Algérie: pourquoi la famille de l’ex-patron du renseignement hausse le ton contre le général Ahmed Gaïd Salah

L'ex-patron du renseignement, le Général Toufik, face au chef d'état-major Ahmed Gaïd Salah. 

L'ex-patron du renseignement, le Général Toufik, face au chef d'état-major Ahmed Gaïd Salah.  . DR

La famille de l’ex-patron du DRS, déboulonné en 2015 et incarcéré depuis le 5 mai 2019 à Blida pour «complot contre l’État», se fend d'une lettre où elle affirme "prendre à témoin l’opinion publique algérienne sur la responsabilité" du général Gaid Salah dans ce qui pourrait lui advenir. Décryptage.

Le 16/09/2019 à 11h50

Dans une lettre fleuve adressée à l’opinion publique, la famille de l’ex-patron du Département du renseignement et de la sécurité, le général de corps d’armée Toufik, limogé en 2015 par le président déchu Abdelaziz Bouteflika, s’en prend sans le nommer à l’actuel homme fort de l’Algérie, le chef d’état-major de l’armée, Ahmed Gaïd Salah.

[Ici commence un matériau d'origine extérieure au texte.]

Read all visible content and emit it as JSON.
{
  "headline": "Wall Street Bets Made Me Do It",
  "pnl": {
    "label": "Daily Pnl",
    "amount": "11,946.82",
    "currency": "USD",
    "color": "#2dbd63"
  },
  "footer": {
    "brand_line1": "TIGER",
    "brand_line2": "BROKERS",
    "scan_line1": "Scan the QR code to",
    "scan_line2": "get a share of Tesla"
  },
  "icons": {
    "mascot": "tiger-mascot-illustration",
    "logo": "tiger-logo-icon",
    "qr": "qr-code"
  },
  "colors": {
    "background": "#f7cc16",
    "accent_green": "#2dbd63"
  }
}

Et pour cause, ce dernier, à l’origine de l’incarcération, le 5 mai dernier, dans un pénitencier militaire de Blida, de l’ancien numéro 1 du renseignement militaire algérien, ferait interdire à ce dernier, gravement malade, tout accès à des soins dans un hôpital spécialisé digne de ce nom.

L’état de santé de Toufik, relate sa famille, "s'est aggravé depuis son incarcération le 5 mai 2019 suite à une chute survenue au dixième jour de sa détention au centre pénitentiaire de Blida, occasionnant une fracture complexe de l’omoplate droite". Or voilà: le détenu «subit alors une intervention chirurgicale dans une structure légère relevant de la 1ère Région militaire, loin d’être équipée pour ce type d’accident, alors que son état, compte tenu de son âge et de sa situation, nécessite une prise en charge spécialisée à l’hôpital militaire de Aïn Nadja, qui aurait été plus approprié pour la qualité des soins», observe la famille de l'ex-tout puissant patron du DRS, surnommé "Reb dzaïr".

Remarquez que dans sa lettre, la famille de Toufik tacle de manière à peine voilée le Général Ahmed Gaïd Salah, relevant que «cette sévère dégradation de l’état de notre père et époux était ostensiblement perceptible lors des interrogatoires, où il paraissait fort amaigri et montrait des signes évidents de faiblesse». 

«Au regard de cette grave détérioration dont il est évident que les moyens et les capacités des structures de soins de la 1è Région militaire ne sont pas aptes à en juguler la dégradation, et dont il est certain aussi que les autorités judiciaires en banalisent la portée, nous prenons à témoin l’opinion publique sur la responsabilité de ceux qui ont contribué à rendre impossible tout espoir d’une amélioration de l’état de santé d’un homme qui a consacré toute sa vie à la défense de la sécurité des Algériens et à la préservation de l’unité nationale», met en garde la famille du Général Toufik.

Une mise en garde qui résonnerait comme une menace envers le nouvel homme fort d’Alger et néanmoins ennemi juré de l’ancien patron du renseignement, le général «Toufik». Ce dernier, malgré son état de santé et son incarcération, garde une capacité de nuisance non négligeable.

Il compte encore nombre de fidèles dans les rangs de l’état-major de l'armée, autant que l’ancien coordinateur des services algériens, Athmane Tartag, codétenu depuis le 5 mai dernier avec le Général Toufik et le frère cadet du président déchu, Saïd Bouteflika. 

Cette guerre déclarée entre l'ancien patron du DRS et l'actuel homme fort d'Alger en dit beaucoup sur les dissensions profondes qui déchirent le seul corps de l'armée en Algérie et n'augure rien de bon pour le Général de corps d'armée Ahmed Gaïd Salah qui, mis sous une forte pression de la rue, envisagerait (déjà) un exil en Arabie saoudite ou aux Émirats arabes unis.